Recently two of the flats in the house were put on daft for rent, and to my surprise I noticed that one of the flats (much bigger than mine) was advertised for a lower rent than mine. One could argue that my own flat has more light (I am on the top floor in the house), however it is much smaller than this flat and I don't believe it is fair for me to be paying a higher rent. I also noticed that the second flat put up for rent (and now rented) had its rent reduced by 10% on daft within a few weeks of being advertised.

My question is:
- what is the best way to ask for a rent decrease?
- should I write a letter to my landlord?
- should I mention that I have seen the other flats up for rent at a lesser price, or just stick to the "market facts" (i.e. daft price indexes, etc.)?
- how much decrease can I ask for?
- I have not signed a lease so I believe I can ask for a review of the rent at any time?

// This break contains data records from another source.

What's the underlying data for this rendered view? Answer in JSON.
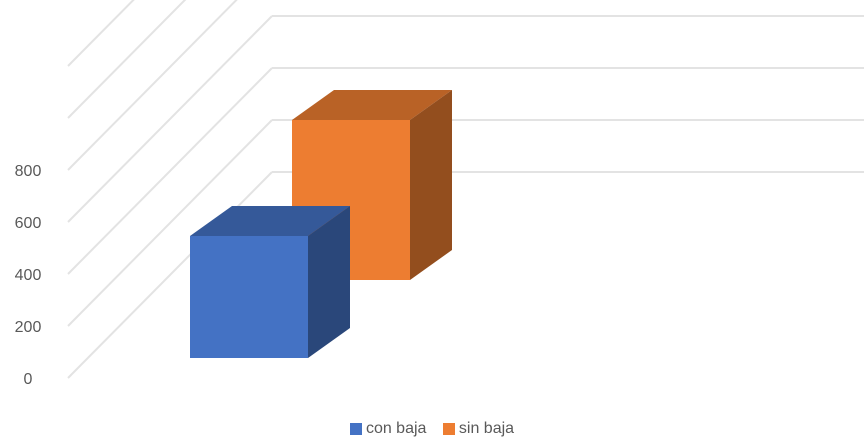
{
  "chart_data": {
    "type": "bar",
    "title": "",
    "xlabel": "",
    "ylabel": "",
    "ylim": [
      0,
      1200
    ],
    "yticks": [
      0,
      200,
      400,
      600,
      800
    ],
    "grid": true,
    "legend_position": "bottom",
    "series": [
      {
        "name": "con baja",
        "value": 600,
        "color": "#4472C4"
      },
      {
        "name": "sin baja",
        "value": 810,
        "color": "#ED7D31"
      }
    ]
  }
}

I have a good relationship with my landlord.

Many thanks for any advice!


----------



## Robin Banks (23 Mar 2009)

My advice is to seriously look at moving. Find a place you like and bargain hard for the price. Knock at least 10% off the asking. You're under no pressure to move, there is massive oversupply out there so you're in a very strong position to negotiate. 

If your offer on a new place is knocked back, no skin off your nose. If it's accepted then it's decision time. Either give notice in your current place or give your current landlord an opportunity to match it (reduce my rent to x next month or I'm giving notice)

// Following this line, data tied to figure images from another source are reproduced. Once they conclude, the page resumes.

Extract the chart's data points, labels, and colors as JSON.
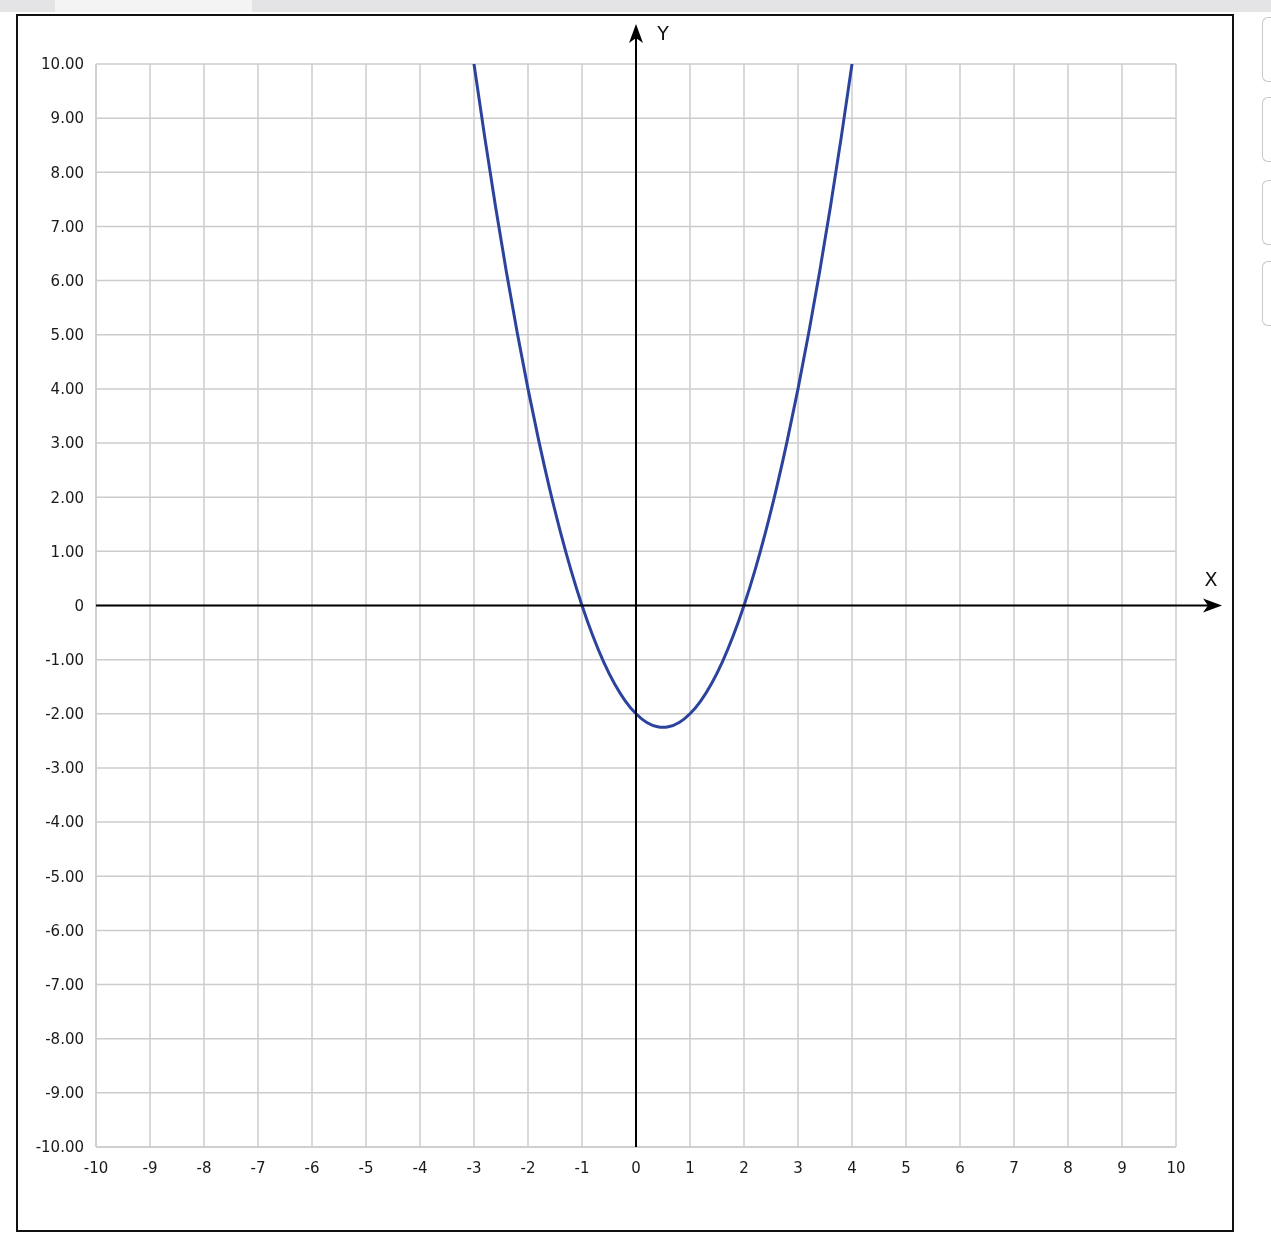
{
  "chart_data": {
    "type": "line",
    "xlabel": "X",
    "ylabel": "Y",
    "x": [
      -3,
      -2.8,
      -2.6,
      -2.4,
      -2.2,
      -2,
      -1.8,
      -1.6,
      -1.4,
      -1.2,
      -1,
      -0.8,
      -0.6,
      -0.4,
      -0.2,
      0,
      0.2,
      0.4,
      0.5,
      0.6,
      0.8,
      1,
      1.2,
      1.4,
      1.6,
      1.8,
      2,
      2.2,
      2.4,
      2.6,
      2.8,
      3,
      3.2,
      3.4,
      3.6,
      3.8,
      4
    ],
    "series": [
      {
        "color": "#2c439e",
        "values": [
          10,
          8.64,
          7.36,
          6.16,
          5.04,
          4,
          3.04,
          2.16,
          1.36,
          0.64,
          0,
          -0.56,
          -1.04,
          -1.44,
          -1.76,
          -2,
          -2.16,
          -2.24,
          -2.25,
          -2.24,
          -2.16,
          -2,
          -1.76,
          -1.44,
          -1.04,
          -0.56,
          0,
          0.64,
          1.36,
          2.16,
          3.04,
          4,
          5.04,
          6.16,
          7.36,
          8.64,
          10
        ]
      }
    ],
    "xlim": [
      -10,
      10
    ],
    "xticks": [
      -10,
      -9,
      -8,
      -7,
      -6,
      -5,
      -4,
      -3,
      -2,
      -1,
      0,
      1,
      2,
      3,
      4,
      5,
      6,
      7,
      8,
      9,
      10
    ],
    "ylim": [
      -10,
      10
    ],
    "yticks": [
      {
        "value": 10,
        "label": "10.00"
      },
      {
        "value": 9,
        "label": "9.00"
      },
      {
        "value": 8,
        "label": "8.00"
      },
      {
        "value": 7,
        "label": "7.00"
      },
      {
        "value": 6,
        "label": "6.00"
      },
      {
        "value": 5,
        "label": "5.00"
      },
      {
        "value": 4,
        "label": "4.00"
      },
      {
        "value": 3,
        "label": "3.00"
      },
      {
        "value": 2,
        "label": "2.00"
      },
      {
        "value": 1,
        "label": "1.00"
      },
      0,
      {
        "value": -1,
        "label": "-1.00"
      },
      {
        "value": -2,
        "label": "-2.00"
      },
      {
        "value": -3,
        "label": "-3.00"
      },
      {
        "value": -4,
        "label": "-4.00"
      },
      {
        "value": -5,
        "label": "-5.00"
      },
      {
        "value": -6,
        "label": "-6.00"
      },
      {
        "value": -7,
        "label": "-7.00"
      },
      {
        "value": -8,
        "label": "-8.00"
      },
      {
        "value": -9,
        "label": "-9.00"
      },
      {
        "value": -10,
        "label": "-10.00"
      }
    ],
    "grid": true,
    "marker": "none",
    "line_style": "solid"
  }
}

Landlords had no problem jacking up the rent year after year on sitting tenants during the bubble (even as interest rates were falling), citing "supply & demand" and "market conditions". Now the boot is on the other foot and it's time to use it to maximum effect.

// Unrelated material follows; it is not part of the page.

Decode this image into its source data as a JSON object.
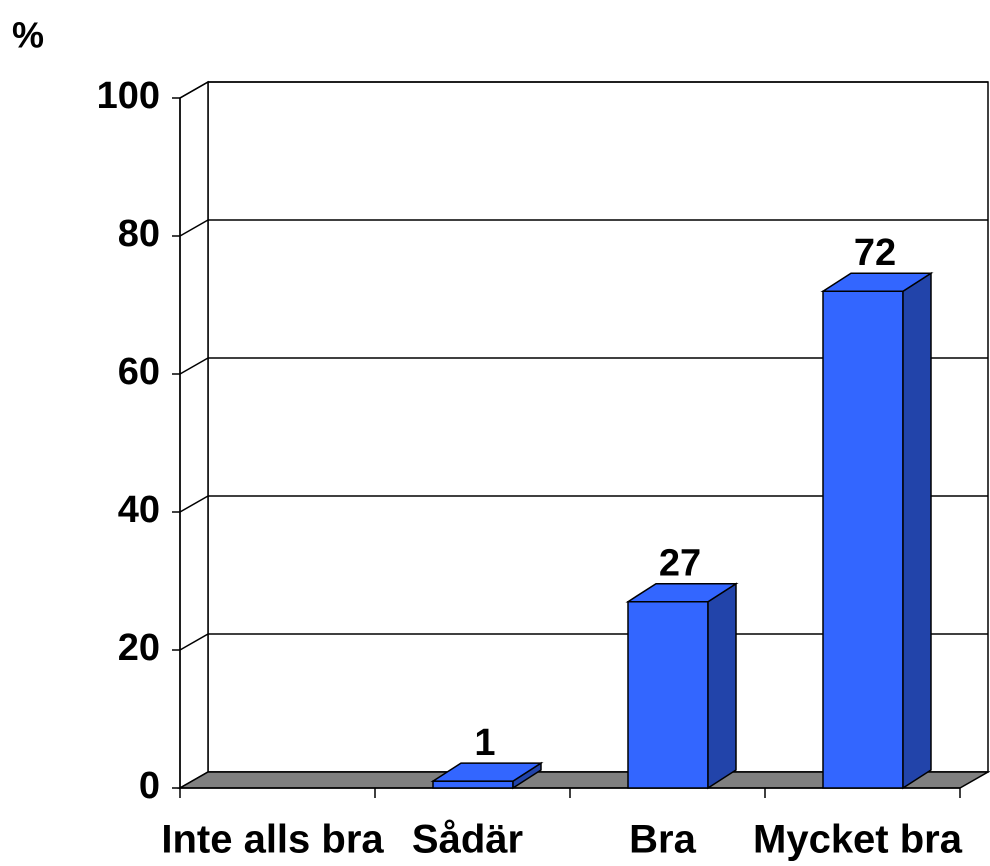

Your responsibility to your landord extends to paying your rent on time and looking after the place properly so you get your deposit back. Good relationship me This post will be deleted if not edited to remove bad language. That's chump talk.


----------



## DeeFox (23 Mar 2009)

Approach you landlord with a definite amount that you want the rent to be reduced to - I would go a little lower than what he is asking for the other two apts in the house.  Have the reasons there should be a reduction to hand.  Also stress the fact that you have been there for a considerable time and have not missed rent or caused any problems.  Say that if he is not willing to consider the reduction that you are prepared to give a months notice. It would take a very short sighted landlord not to agree to a reduction.


----------



## cavalier (24 Mar 2009)

As A landlord myself - Your landlord is not going to offer a rent reduction unasked for.  However if you approach him and are a valued tenant he is much more likely to give you a larger reduction than he would to a new tenant - as you are a proven tenant and he will have no down time on the turnaround.  Remember it's just business and your landlord will probably approach your request philosophically.


----------



## paulpd (24 Mar 2009)

"As A landlord myself - Your landlord is not going to offer a rent reduction unasked for"

I have two places let. I emailed both sets of tenants to tell them to drop the rent by 15% each. They were delighted. It's a struggle for me as I'm now several hundred Euro a month down but I wasn't running the risk of them leaving and having to pay both mortgages myself, aswell as my own house. (Not to mention handing back two deposits). 

A bit of give from everyone is what's required these days.


----------



## Lialus (7 May 2009)

Congrats to paulpd

"I emailed both sets of tenants to tell them to drop the rent by 15% each."

Fair play


----------



## 7seats (7 May 2009)

I rent a 2 bed house out to a very nice Foreign couple.  They called me to say they could get a 3 Bed for the same money in the same estate and would I consider dropping the price. 

I asked them what they considered a fair market price and we agreed on the basis of signing a new 1 year lease 6 months into an existing 1 year lease.

From my point of view, I get a bit of certainty in uncertain times and for the couple, they save10% on their rental costs.......Everyone happy


----------